In retrospect, given the engineering crossover I shouldn’t have been surprised, but a random conversation with our regular visiting electrician at work took a very welcome sidetrip today.
I’d logged a call about a flickering light the other day, and he’d been sent to deal with it. He mentioned in passing that our lighting tubes aren’t fluorescent any more but are actually LED strips made to look like the old tubes so they work in the old fittings.
I was curious about this, especially from all the posts I’ve seen and conversations I’ve had with fellow cosplayers who fit and use LEDs in their costumes and props so he starting demonstrating how they’re constructed – at which point I mentioned the similarity to the old Force FX lightsabers that I’ve still got knocking around in the flat.
At which point he asked if, back in the day, I ever played Star Wars Galaxies. Well actually yes I did – a lot – it was a huge favourite, at least before the developers tried to turn it into a retread of World of Warcraft and introduced Jedis. So we got talking about how we’d played, and how I’d specialised in crafting fashions and vehicles and everything in between in the Guild – how the huge open sandbox of it all meant you could just go and use it as a social space and find that just as rewarding as doing any missions.

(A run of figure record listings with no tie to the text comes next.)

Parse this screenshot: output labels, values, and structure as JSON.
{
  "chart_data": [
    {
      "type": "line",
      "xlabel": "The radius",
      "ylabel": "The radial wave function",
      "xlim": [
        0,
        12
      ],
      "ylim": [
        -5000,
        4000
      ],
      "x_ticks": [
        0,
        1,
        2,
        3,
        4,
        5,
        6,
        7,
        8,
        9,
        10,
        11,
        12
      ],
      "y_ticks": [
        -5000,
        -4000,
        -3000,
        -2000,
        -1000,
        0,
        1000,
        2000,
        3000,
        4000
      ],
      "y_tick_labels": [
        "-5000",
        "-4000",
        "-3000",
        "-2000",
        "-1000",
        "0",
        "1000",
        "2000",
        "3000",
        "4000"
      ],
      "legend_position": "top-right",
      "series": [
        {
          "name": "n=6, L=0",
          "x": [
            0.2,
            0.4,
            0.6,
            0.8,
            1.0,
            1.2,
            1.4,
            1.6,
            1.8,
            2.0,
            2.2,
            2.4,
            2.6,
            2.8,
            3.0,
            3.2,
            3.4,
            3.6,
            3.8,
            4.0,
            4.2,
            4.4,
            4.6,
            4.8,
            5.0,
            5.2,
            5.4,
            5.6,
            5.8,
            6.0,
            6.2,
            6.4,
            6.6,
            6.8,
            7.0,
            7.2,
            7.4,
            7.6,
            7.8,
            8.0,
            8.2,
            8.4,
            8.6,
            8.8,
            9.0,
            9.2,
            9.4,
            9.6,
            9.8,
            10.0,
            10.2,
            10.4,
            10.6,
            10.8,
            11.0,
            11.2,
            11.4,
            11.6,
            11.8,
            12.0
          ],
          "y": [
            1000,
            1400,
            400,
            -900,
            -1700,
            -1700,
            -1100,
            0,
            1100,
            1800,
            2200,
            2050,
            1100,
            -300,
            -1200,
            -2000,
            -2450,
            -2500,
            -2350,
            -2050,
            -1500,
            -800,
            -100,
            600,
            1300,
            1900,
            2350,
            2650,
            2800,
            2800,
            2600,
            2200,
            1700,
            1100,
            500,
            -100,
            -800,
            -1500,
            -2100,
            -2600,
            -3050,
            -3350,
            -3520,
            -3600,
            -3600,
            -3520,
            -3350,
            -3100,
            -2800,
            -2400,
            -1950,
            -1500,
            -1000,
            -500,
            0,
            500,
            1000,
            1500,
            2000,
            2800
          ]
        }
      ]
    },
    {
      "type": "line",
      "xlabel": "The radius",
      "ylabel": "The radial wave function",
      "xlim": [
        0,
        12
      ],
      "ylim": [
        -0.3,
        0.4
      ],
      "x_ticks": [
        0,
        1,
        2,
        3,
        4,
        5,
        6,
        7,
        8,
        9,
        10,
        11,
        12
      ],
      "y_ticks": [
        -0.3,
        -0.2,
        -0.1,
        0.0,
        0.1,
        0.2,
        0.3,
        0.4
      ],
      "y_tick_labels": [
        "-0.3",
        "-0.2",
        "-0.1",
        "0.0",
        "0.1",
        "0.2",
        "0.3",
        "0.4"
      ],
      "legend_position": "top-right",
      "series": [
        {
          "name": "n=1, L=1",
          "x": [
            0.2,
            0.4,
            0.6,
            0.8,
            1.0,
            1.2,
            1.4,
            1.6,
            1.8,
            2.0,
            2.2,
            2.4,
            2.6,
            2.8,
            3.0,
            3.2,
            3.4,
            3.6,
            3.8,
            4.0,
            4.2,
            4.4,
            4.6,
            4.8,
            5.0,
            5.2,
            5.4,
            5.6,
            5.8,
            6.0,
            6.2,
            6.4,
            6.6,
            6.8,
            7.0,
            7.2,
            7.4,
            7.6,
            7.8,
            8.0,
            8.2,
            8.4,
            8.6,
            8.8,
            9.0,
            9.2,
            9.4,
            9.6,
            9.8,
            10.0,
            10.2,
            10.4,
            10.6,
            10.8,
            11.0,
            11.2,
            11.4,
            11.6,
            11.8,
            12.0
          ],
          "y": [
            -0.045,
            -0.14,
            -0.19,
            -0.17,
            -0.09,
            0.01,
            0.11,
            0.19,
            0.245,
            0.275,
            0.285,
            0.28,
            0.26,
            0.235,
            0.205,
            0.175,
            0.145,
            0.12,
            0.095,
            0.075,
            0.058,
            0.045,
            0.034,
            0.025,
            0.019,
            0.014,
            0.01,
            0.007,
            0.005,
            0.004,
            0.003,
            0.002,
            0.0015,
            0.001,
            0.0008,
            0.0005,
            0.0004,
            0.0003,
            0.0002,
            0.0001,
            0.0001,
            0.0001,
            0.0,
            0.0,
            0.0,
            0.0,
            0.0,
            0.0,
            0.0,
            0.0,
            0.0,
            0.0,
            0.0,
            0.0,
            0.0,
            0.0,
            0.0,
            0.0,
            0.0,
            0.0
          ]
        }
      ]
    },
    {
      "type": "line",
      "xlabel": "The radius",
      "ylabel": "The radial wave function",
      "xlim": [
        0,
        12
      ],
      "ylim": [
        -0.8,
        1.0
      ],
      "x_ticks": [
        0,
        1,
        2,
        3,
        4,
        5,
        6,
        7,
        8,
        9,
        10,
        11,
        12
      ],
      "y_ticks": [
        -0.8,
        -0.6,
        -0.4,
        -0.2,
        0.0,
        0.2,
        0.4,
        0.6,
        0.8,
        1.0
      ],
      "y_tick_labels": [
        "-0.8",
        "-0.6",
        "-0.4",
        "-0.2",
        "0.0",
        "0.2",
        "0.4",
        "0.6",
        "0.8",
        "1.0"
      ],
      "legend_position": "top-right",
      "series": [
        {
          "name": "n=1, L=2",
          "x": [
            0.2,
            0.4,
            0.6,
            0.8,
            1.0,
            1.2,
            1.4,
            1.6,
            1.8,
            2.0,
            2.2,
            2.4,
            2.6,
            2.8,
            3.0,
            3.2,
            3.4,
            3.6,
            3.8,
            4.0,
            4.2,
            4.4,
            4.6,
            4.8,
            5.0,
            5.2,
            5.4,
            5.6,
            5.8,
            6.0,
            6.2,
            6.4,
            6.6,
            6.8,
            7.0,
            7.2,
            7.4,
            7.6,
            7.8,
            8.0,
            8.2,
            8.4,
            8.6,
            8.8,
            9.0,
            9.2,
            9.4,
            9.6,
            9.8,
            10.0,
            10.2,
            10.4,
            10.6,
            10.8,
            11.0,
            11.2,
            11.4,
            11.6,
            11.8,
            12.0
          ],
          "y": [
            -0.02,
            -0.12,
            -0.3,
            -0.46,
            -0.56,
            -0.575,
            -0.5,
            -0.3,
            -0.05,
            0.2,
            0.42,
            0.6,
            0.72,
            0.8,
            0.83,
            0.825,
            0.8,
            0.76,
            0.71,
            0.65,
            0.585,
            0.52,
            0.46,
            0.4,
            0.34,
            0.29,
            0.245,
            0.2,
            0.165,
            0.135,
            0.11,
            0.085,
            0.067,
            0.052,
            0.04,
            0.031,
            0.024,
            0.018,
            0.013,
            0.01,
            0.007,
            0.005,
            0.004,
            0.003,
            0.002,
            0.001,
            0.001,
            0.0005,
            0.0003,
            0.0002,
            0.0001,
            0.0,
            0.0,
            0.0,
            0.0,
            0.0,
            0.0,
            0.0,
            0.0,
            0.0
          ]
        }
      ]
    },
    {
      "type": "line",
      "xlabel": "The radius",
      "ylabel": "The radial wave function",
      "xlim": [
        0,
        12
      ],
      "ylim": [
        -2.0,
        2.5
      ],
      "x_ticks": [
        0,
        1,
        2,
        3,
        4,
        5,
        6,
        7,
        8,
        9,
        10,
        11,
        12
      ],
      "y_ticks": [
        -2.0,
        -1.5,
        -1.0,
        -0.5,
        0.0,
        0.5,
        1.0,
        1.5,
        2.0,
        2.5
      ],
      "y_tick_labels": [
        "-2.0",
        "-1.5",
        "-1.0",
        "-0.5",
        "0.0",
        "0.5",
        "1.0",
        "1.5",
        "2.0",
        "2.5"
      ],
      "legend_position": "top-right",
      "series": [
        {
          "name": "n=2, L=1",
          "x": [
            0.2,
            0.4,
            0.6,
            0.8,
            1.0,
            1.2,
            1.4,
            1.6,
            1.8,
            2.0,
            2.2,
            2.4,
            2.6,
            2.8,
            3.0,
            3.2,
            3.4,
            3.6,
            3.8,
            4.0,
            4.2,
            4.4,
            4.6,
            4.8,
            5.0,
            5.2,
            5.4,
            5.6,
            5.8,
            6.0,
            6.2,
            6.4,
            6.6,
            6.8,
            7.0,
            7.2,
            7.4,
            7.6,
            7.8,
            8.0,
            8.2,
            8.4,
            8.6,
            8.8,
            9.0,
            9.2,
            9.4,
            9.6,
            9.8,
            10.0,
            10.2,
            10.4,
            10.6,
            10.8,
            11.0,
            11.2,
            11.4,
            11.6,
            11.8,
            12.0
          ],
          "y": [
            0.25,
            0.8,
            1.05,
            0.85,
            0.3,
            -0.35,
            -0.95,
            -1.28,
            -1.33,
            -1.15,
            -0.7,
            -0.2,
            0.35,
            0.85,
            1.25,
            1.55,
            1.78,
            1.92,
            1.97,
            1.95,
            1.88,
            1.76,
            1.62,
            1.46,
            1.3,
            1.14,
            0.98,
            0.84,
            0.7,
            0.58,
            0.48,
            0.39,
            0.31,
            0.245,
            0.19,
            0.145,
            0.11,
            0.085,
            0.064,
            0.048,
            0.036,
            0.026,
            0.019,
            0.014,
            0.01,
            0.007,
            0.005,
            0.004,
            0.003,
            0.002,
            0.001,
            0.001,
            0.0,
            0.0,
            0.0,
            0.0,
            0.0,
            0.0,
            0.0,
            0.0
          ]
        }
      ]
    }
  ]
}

This then, in front of my bemused staff, turned into a long debate about the relative benefits of multiplayer and single player games, and the role that mindlessly shooting things after work just allows you to reduce your worries and attention spans to simple goals and elements so as not to carry on the frustrations of the day.
And then we looked round and remembered we were both meant to be working, laughed, and got on with things. A nice moment of connection and a reinforcement that the semi-casual way I play is not unusual amid the routines of living as an adult (or at least aspiring to appear to be one).